What they found is that some of the best schmoozers just can’t help it: They’re born that way. Kilduff said these schoomers have a personality trait called “high self-monitoring.” Not all high self monitors are charismatic, but two of the best known are: Bill Clinton and Ronald Reagan.

“High self-monitoring often shows up among successful politicians and actors,” noted Kilduff. “These are people who change their behavior, their attitudes, and expressions to suit the demands of a particular situation. We call them chameleons.”

By contrast, “low self-monitors,” Who represents 60 percent of the overall population, tend to have strong beliefs, traits and opinions. They are also less likely to change their points of view. These are people who know what they want and are less likely to change or “go along to get along.”

“They tend, however, not to pay much attention to what others want or what the demands of a situation are,” said Kilduff. “They may speak up inappropriately, and they can be a pain in the neck. The chameleons listen more carefully, and they are more apt to adjust their own views and behaviors so as to get along. They are less likely to quarrel with supervisors, for example. Both are good performers, but high self-monitors tend to take on far more than average…In the workplace, that approach tends to be fairly valuable.“

The workplace friends of high self-monitors come from many different departments and from many different points of power within a company, say researchers.  One drawback: high self-monitors are less likely to stay in a particular city or with a particular company simply because of strong relationships or social ties.

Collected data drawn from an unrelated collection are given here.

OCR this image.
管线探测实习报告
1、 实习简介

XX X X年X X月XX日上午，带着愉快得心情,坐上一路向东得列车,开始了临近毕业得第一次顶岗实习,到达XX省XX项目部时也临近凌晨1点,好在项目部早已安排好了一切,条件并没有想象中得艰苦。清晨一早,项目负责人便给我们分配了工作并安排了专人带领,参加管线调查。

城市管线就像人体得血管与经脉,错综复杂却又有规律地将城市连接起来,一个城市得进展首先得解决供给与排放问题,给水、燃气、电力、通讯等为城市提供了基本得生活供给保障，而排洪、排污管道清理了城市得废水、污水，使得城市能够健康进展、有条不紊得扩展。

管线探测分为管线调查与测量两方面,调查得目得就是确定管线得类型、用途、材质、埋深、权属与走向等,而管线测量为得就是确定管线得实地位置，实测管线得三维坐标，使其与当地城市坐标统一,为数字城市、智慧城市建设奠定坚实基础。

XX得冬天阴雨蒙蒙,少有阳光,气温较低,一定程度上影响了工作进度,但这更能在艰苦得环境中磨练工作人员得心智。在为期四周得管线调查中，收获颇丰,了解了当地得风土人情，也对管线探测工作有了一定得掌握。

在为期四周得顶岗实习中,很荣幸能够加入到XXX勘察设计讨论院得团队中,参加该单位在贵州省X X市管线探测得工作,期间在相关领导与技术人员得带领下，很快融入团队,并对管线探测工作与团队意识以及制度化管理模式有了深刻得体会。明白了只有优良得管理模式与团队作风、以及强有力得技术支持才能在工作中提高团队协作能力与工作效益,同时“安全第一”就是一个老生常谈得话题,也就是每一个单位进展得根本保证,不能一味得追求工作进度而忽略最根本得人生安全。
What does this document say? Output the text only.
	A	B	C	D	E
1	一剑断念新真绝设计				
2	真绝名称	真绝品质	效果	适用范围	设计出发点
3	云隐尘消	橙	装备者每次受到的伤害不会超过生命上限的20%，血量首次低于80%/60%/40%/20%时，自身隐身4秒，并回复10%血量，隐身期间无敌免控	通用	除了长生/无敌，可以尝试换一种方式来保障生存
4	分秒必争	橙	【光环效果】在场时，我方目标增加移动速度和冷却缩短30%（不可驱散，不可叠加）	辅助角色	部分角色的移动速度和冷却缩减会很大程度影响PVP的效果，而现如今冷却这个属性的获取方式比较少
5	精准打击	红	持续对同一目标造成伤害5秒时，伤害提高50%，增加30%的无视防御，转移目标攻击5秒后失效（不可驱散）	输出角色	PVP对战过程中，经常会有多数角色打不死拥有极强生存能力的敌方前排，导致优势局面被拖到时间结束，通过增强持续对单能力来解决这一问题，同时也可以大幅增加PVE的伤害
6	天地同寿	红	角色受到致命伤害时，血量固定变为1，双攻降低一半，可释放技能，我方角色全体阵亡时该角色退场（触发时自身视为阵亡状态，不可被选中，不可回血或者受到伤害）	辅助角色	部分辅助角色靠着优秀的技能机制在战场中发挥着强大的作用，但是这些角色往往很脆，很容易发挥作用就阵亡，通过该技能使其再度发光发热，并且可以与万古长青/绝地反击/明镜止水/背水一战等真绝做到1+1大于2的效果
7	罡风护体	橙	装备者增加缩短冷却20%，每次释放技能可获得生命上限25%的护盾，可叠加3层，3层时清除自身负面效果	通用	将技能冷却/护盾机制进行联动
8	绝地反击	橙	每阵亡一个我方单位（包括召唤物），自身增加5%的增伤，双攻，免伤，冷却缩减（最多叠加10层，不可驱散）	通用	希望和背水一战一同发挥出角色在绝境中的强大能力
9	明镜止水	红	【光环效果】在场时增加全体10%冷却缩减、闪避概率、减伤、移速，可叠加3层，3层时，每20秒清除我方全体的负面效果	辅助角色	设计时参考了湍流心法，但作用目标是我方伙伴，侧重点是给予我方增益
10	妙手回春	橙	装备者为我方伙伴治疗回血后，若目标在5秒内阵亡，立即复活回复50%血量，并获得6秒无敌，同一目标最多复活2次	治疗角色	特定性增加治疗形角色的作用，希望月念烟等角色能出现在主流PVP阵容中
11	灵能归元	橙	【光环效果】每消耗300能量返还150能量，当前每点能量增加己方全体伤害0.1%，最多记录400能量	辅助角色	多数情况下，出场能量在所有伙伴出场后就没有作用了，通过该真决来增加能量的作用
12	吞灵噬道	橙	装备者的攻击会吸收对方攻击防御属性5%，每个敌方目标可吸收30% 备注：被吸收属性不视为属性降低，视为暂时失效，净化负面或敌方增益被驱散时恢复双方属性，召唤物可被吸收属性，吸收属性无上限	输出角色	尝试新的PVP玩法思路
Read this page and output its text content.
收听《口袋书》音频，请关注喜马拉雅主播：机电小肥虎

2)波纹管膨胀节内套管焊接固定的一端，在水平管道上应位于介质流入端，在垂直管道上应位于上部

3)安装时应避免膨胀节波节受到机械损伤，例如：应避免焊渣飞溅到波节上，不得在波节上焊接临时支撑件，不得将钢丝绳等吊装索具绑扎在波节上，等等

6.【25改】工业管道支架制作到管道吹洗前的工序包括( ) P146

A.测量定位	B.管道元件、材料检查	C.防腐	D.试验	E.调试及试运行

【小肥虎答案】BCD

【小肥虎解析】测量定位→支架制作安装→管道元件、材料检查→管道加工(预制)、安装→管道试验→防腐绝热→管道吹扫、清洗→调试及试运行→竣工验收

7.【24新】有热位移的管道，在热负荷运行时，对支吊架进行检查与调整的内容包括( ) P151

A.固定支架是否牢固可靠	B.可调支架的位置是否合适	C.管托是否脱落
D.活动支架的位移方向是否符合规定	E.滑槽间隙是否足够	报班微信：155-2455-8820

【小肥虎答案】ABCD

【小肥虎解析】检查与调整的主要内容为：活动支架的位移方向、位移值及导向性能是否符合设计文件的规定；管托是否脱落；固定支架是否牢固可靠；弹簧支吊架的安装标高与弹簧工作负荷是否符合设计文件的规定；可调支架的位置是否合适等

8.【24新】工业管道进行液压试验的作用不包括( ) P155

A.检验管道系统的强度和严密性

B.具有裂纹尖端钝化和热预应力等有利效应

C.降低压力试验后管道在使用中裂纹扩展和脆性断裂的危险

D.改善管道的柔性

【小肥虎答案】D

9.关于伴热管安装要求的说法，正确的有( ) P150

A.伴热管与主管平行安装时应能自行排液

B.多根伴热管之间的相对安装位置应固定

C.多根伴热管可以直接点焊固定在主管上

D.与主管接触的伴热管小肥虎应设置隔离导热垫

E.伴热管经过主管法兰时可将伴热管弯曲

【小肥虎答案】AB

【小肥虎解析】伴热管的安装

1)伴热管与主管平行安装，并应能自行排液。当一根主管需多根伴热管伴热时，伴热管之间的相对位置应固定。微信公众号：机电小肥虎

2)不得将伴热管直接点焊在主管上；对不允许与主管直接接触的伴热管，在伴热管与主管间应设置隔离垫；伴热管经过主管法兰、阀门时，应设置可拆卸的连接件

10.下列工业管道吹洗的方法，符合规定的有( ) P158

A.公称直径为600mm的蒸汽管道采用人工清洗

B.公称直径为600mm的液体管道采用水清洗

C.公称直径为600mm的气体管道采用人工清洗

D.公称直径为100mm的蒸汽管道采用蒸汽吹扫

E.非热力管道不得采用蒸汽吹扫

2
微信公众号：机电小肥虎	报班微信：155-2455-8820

Love self-monitors tend to gravitate toward like-minded people and their commitments and ties run deep. They are less likely to dive up relationships in order to more up and, if necessary, out to bigger and better things.

Management consultants have another name for the way people interact in and out of the workplace. They call it social capital. They maintain that the ability to build networks and friendships is a form of capital that can boost a firm’s bottom line, especially if the schmoozing occurs after hours.

Jim McHugh, a natural schmoozer who is director of business development at Salary.com, has a lot of social capital, his colleagues say.

Mchugh is the type of person whom clients, colleagues, and friends can tap for hard-to-find tickets to concerts, and sporting events. Can’t make a reservation at a popular restaurant? Contact McHugh, a schmoozer who knows everybody, from bus boys and waitresses to the maitre’d.

“A lot of people go to networking events, but you really have to naturally enjoy meeting people for it to be successful,” he said. “Successful networkers enjoy helping people. In fact, the giving aspect is the key: When you help others, it all comes back to you.”

Phillips, who was born and raised in Antigua but came to Boston more than 20 years ago to attend college, said networking goes beyond “breaking the ice with someone.”

“It’s not enough to go to an event and simply network,” she said. “You have to follow up, remember names. Also, when you meet someone, that person should be the most important person to you.